La vague verte déferle sur l'industrie du transport maritime

Avec une capacité de 23000 EVP, le Jacques-Saadé de CMA CGM est le plus grand porte-conteneurs au monde propulsé au GNL actuellement en service.  © CMA-CGM

Réduire de moitié les émissions de CO2 d’ici à 2050, tel est l’objectif du transport maritime. Voile, GNL, hydrogène... la palette est large pour remplacer le fuel.

Les porte-conteneurs qui traversent les océans chargés de plus de 20 000 boîtes et les paquebots accueillant jusqu’à 8 000 personnes sont aujourd’hui montrés du doigt pour leur contribution au réchauffement climatique et la pollution qu’ils engendrent dans les ports et sur les mers.

Tandis que le transport maritime est le dernier secteur à avoir publié ses engagements au regard des accords de Paris, l’Organisation maritime internationale (OMI) a adopté de nouvelles règles visant à réduire ses émissions annuelles de gaz à effet de serre (GES) d’au moins 50 % d’ici à 2050 par rapport au niveau de 2008. Sa feuille de route fixe aussi une baisse des émissions de CO2 par conteneur transporté d’au moins 40 % d’ici à 2030, et de 70 % d’ici à 2050.

Pour y parvenir, la marine marchande devrait investir 900 milliards d’euros entre 2030 et 2050, selon certaines estimations. « Les économies les plus faciles ont déjà été trouvées, observe Nelly Grassin, la responsable environnement chez Armateurs de France.
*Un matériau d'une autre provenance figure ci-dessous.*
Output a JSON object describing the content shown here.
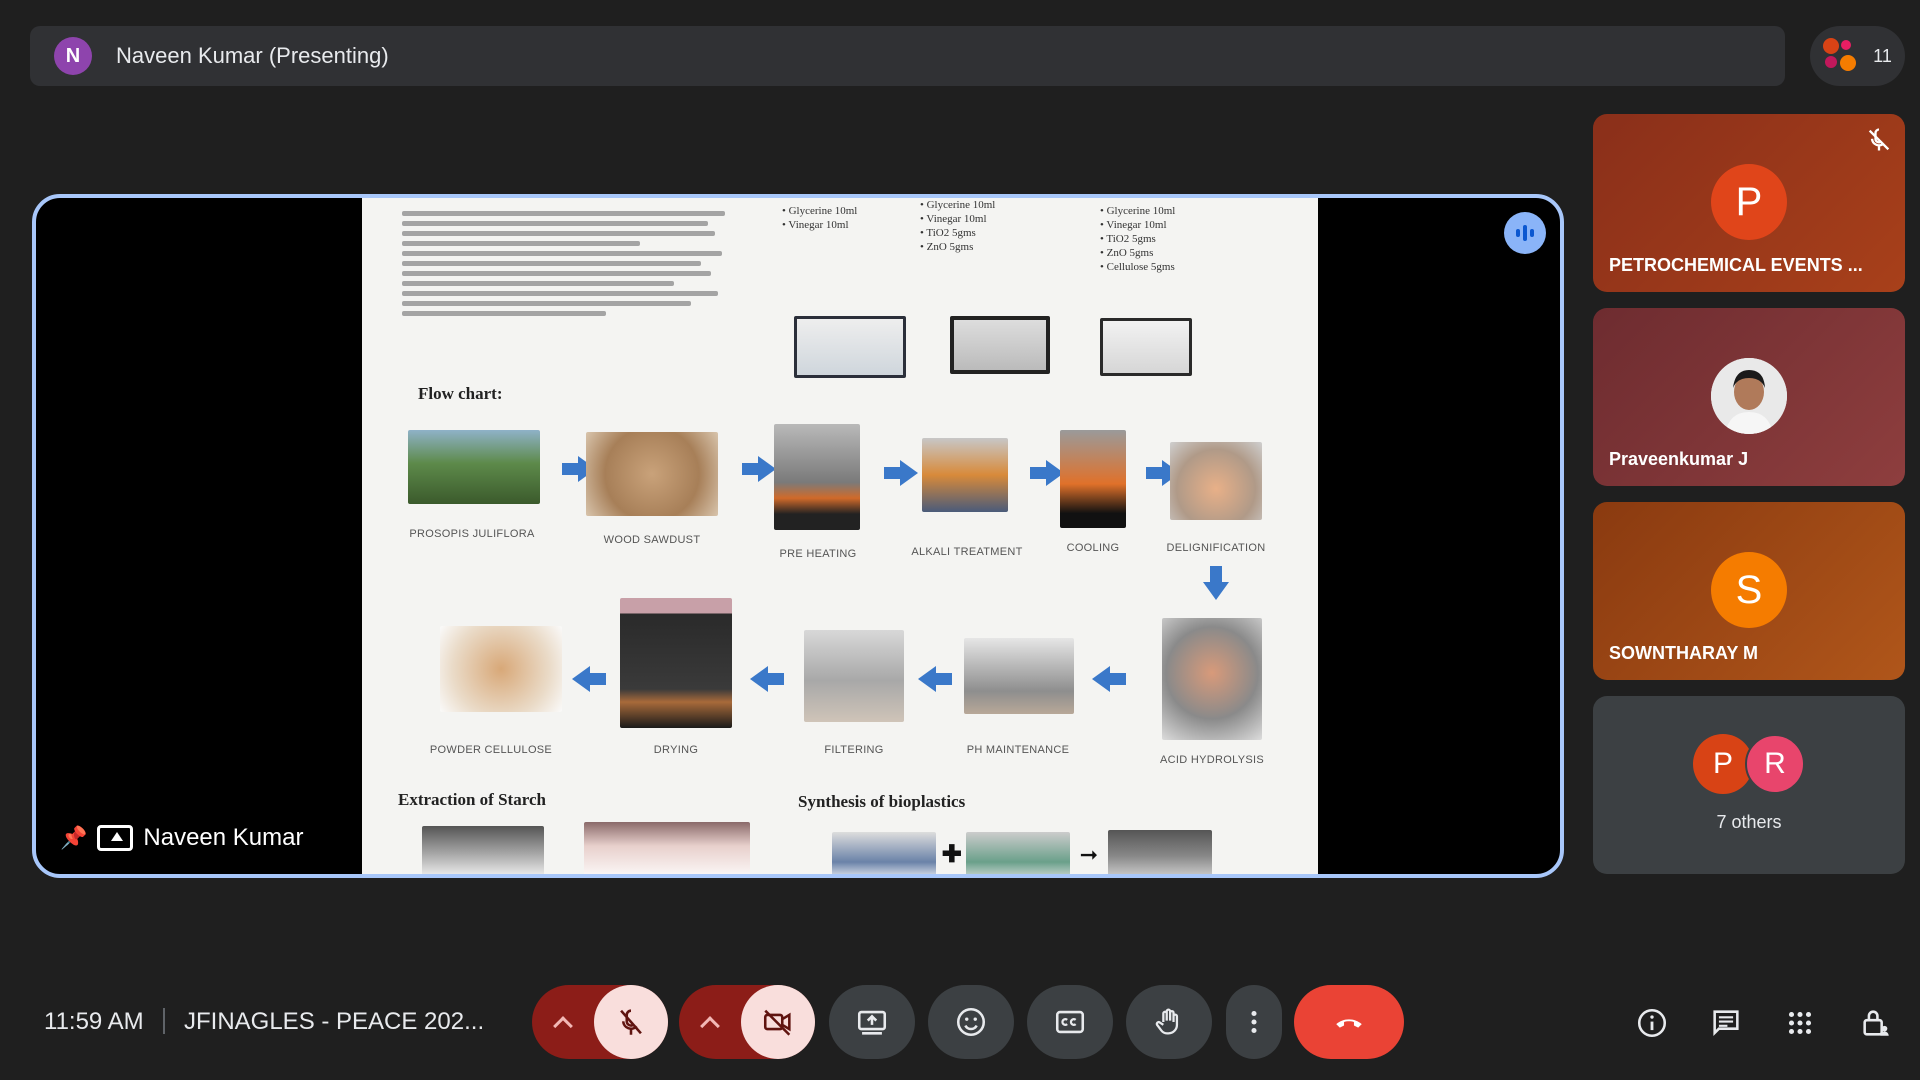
{
  "presenting_bar": {
    "avatar_letter": "N",
    "title": "Naveen Kumar (Presenting)"
  },
  "people": {
    "count": "11"
  },
  "stage": {
    "presenter_name": "Naveen Kumar"
  },
  "slide": {
    "flow_chart_heading": "Flow chart:",
    "top_row": [
      "PROSOPIS JULIFLORA",
      "WOOD SAWDUST",
      "PRE HEATING",
      "ALKALI TREATMENT",
      "COOLING",
      "DELIGNIFICATION"
    ],
    "bottom_row": [
      "POWDER CELLULOSE",
      "DRYING",
      "FILTERING",
      "PH MAINTENANCE",
      "ACID HYDROLYSIS"
    ],
    "section_left": "Extraction of Starch",
    "section_right": "Synthesis of bioplastics",
    "recipes": [
      [
        "Glycerine 10ml",
        "Vinegar 10ml"
      ],
      [
        "Glycerine 10ml",
        "Vinegar 10ml",
        "TiO2 5gms",
        "ZnO 5gms"
      ],
      [
        "Glycerine 10ml",
        "Vinegar 10ml",
        "TiO2 5gms",
        "ZnO 5gms",
        "Cellulose 5gms"
      ]
    ]
  },
  "participants": [
    {
      "letter": "P",
      "name": "PETROCHEMICAL EVENTS ...",
      "bg": "#8a2f1a",
      "avatar_bg": "#d84315"
    },
    {
      "letter": "",
      "name": "Praveenkumar J",
      "bg": "#7a3236",
      "avatar_bg": "#f1f1f1"
    },
    {
      "letter": "S",
      "name": "SOWNTHARAY M",
      "bg": "#9a4a10",
      "avatar_bg": "#ef6c00"
    },
    {
      "others_letters": [
        "P",
        "R"
      ],
      "name": "7 others",
      "bg": "#3c4043"
    }
  ],
  "bottom_bar": {
    "time": "11:59 AM",
    "meeting_name": "JFINAGLES - PEACE 202..."
  },
  "colors": {
    "end_call": "#ea4335",
    "stage_border": "#a8c7fa",
    "mic_group": "#8c1d18"
  }
}
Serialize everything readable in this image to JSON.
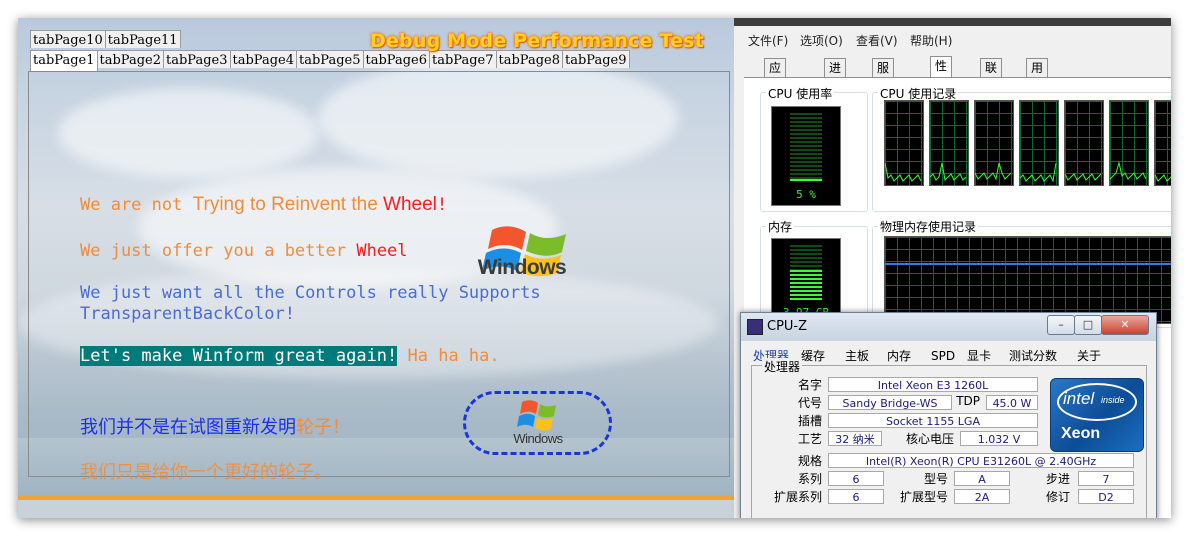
{
  "demo": {
    "title": "Debug Mode Performance Test",
    "tabs_row1": [
      "tabPage10",
      "tabPage11"
    ],
    "tabs_row2": [
      "tabPage1",
      "tabPage2",
      "tabPage3",
      "tabPage4",
      "tabPage5",
      "tabPage6",
      "tabPage7",
      "tabPage8",
      "tabPage9"
    ],
    "line1": {
      "a": "We are not ",
      "b": "Trying to Reinvent the ",
      "c": "Wheel",
      "d": "!"
    },
    "line2": {
      "a": "We just offer you a better ",
      "b": "Wheel"
    },
    "line3": {
      "a": "We  just  want  all  the  Controls  really  Supports",
      "b": "TransparentBackColor!"
    },
    "line4": {
      "a": "Let's make Winform great again!",
      "b": " Ha ha ha."
    },
    "line5": {
      "a": "我们并不是在试图重新发明",
      "b": "轮子！"
    },
    "line6": "我们只是给你一个更好的轮子。",
    "logo_text": "Windows",
    "logo_text_small": "Windows"
  },
  "taskmgr": {
    "menu": [
      "文件(F)",
      "选项(O)",
      "查看(V)",
      "帮助(H)"
    ],
    "tabs": [
      "应用程序",
      "进程",
      "服务",
      "性能",
      "联网",
      "用户"
    ],
    "active_tab": "性能",
    "cpu_usage_label": "CPU 使用率",
    "cpu_usage_value": "5 %",
    "cpu_usage_level": 0.05,
    "cpu_history_label": "CPU 使用记录",
    "mem_label": "内存",
    "mem_value": "3.97 GB",
    "mem_level": 0.55,
    "mem_history_label": "物理内存使用记录"
  },
  "cpuz": {
    "title": "CPU-Z",
    "tabs": [
      "处理器",
      "缓存",
      "主板",
      "内存",
      "SPD",
      "显卡",
      "测试分数",
      "关于"
    ],
    "active_tab": "处理器",
    "group": "处理器",
    "labels": {
      "name": "名字",
      "codename": "代号",
      "tdp": "TDP",
      "package": "插槽",
      "tech": "工艺",
      "voltage": "核心电压",
      "spec": "规格",
      "family": "系列",
      "model": "型号",
      "stepping": "步进",
      "ext_family": "扩展系列",
      "ext_model": "扩展型号",
      "revision": "修订"
    },
    "values": {
      "name": "Intel Xeon E3 1260L",
      "codename": "Sandy Bridge-WS",
      "tdp": "45.0 W",
      "package": "Socket 1155 LGA",
      "tech": "32 纳米",
      "voltage": "1.032 V",
      "spec": "Intel(R) Xeon(R) CPU E31260L @ 2.40GHz",
      "family": "6",
      "model": "A",
      "stepping": "7",
      "ext_family": "6",
      "ext_model": "2A",
      "revision": "D2"
    },
    "logo": {
      "brand": "intel",
      "inside": "inside",
      "product": "Xeon"
    },
    "controls": {
      "min": "–",
      "max": "□",
      "close": "✕"
    }
  }
}
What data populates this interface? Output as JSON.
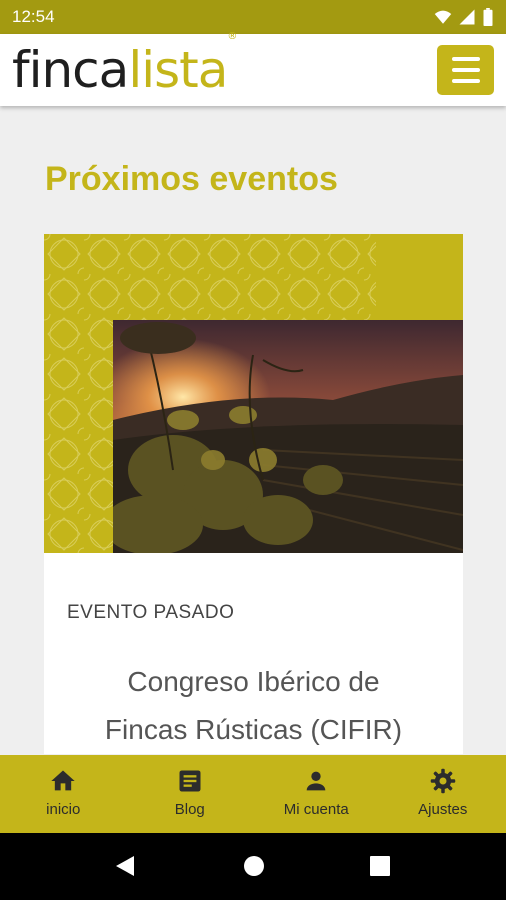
{
  "status_bar": {
    "time": "12:54",
    "icons": [
      "wifi-icon",
      "signal-icon",
      "battery-icon"
    ]
  },
  "header": {
    "logo_dark": "finca",
    "logo_accent": "lista",
    "logo_mark": "®",
    "menu_icon": "hamburger-menu-icon"
  },
  "main": {
    "title": "Próximos eventos",
    "event": {
      "status": "EVENTO PASADO",
      "title_line1": "Congreso Ibérico de",
      "title_line2": "Fincas Rústicas (CIFIR)",
      "image": "vineyard-sunset-photo"
    }
  },
  "bottom_nav": [
    {
      "label": "inicio",
      "icon": "home-icon"
    },
    {
      "label": "Blog",
      "icon": "blog-icon"
    },
    {
      "label": "Mi cuenta",
      "icon": "account-icon"
    },
    {
      "label": "Ajustes",
      "icon": "settings-icon"
    }
  ],
  "system_nav": {
    "icons": [
      "back-icon",
      "home-circle-icon",
      "recents-icon"
    ]
  },
  "colors": {
    "accent": "#c4b51a",
    "status_bar": "#a39a11",
    "text_dark": "#2c2c2c"
  }
}
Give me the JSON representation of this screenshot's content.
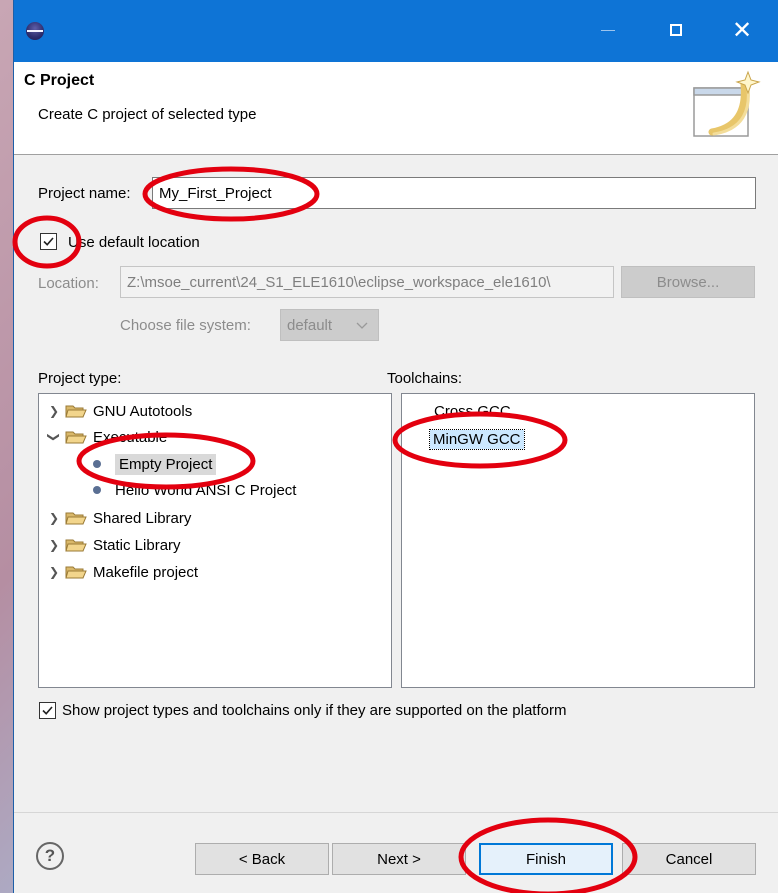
{
  "header": {
    "title": "C Project",
    "description": "Create C project of selected type"
  },
  "form": {
    "project_name_label": "Project name:",
    "project_name_value": "My_First_Project",
    "use_default_location_label": "Use default location",
    "use_default_location_checked": true,
    "location_label": "Location:",
    "location_value": "Z:\\msoe_current\\24_S1_ELE1610\\eclipse_workspace_ele1610\\",
    "browse_label": "Browse...",
    "file_system_label": "Choose file system:",
    "file_system_value": "default"
  },
  "project_type": {
    "label": "Project type:",
    "items": [
      {
        "label": "GNU Autotools",
        "kind": "folder",
        "expanded": false
      },
      {
        "label": "Executable",
        "kind": "folder",
        "expanded": true
      },
      {
        "label": "Empty Project",
        "kind": "leaf",
        "selected": true
      },
      {
        "label": "Hello World ANSI C Project",
        "kind": "leaf"
      },
      {
        "label": "Shared Library",
        "kind": "folder",
        "expanded": false
      },
      {
        "label": "Static Library",
        "kind": "folder",
        "expanded": false
      },
      {
        "label": "Makefile project",
        "kind": "folder",
        "expanded": false
      }
    ]
  },
  "toolchains": {
    "label": "Toolchains:",
    "items": [
      {
        "label": "Cross GCC"
      },
      {
        "label": "MinGW GCC",
        "selected": true
      }
    ]
  },
  "filter_checkbox": {
    "label": "Show project types and toolchains only if they are supported on the platform",
    "checked": true
  },
  "buttons": {
    "help": "?",
    "back": "< Back",
    "next": "Next >",
    "finish": "Finish",
    "cancel": "Cancel"
  },
  "icons": {
    "window": "eclipse-icon",
    "minimize": "minimize-icon",
    "maximize": "maximize-icon",
    "close": "close-icon",
    "folder": "folder-icon",
    "help": "help-icon"
  },
  "colors": {
    "titlebar": "#0e74d6",
    "annotation": "#e3000f",
    "selection": "#cce8ff"
  }
}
Pour avancer, il faut surtout des réglementations internationales et pas seulement européennes. » Allusion à la pression de Bruxelles depuis le Green Deal, qui prône un accès prioritaire aux carburants durables et se fixe pour objectif une mise sur le marché de navires à zéro émission d’ici à 2030. La Norvège, elle, n’a pas attendu. À cette date, elle ne veut plus que des navires à zéro émission sur ses côtes.

La décarbonation des navires, une priorité

Chantiers navals, armateurs et croisiéristes ont compris qu’il fallait avancer vers la décarbonation des navires. Deux horizons se dégagent : les solutions techniquement applicables dès maintenant et celles à déployer à plus long terme. Cela commence par les économies d’énergie sur les navires qui naviguent toujours au fuel. Sur le paquebot MSC-Virtuosa, qui vient d’être mis à l’eau à Saint-Nazaire (Loire-Atlantique) par les Chantiers de l’Atlantique, la consommation de fuel a été réduite de 40 % par passager par rapport à l’ancienne génération.

La lente transition du transport maritime

  • 940 millions de tonnes de CO2 par an émises par le transport maritime, soit 2,5 à 3 % des émissions mondiales
  • 80 000 navires composent la flotte marchande
  • 200 à 250 navires propulsés au GNL, autant en commande

        Sources : Gican, L’Usine Nouvelle

« Nous avons travaillé sur l’efficacité énergétique, les profils, le carénage, l’air conditionné…, explique Henri Doyer, le directeur de programmes MSC Croisières pour les Chantiers de l’Atlantique. Tous les nouveaux paquebots sont maintenant équipés pour être branchés à quai et fonctionner à l’électricité. » En moyenne, un paquebot consomme 2 000 litres de carburant par heure en navigation, mais aussi 700 litres par heure quand il est à quai. Les Chantiers de l’Atlantique produisent également une assistance énergétique, avec un jumeau numérique du navire dans lequel toutes les données sont enregistrées. Le comparatif permet d’intervenir et d’ajuster la consommation, pour des gains de 5 à 10 %.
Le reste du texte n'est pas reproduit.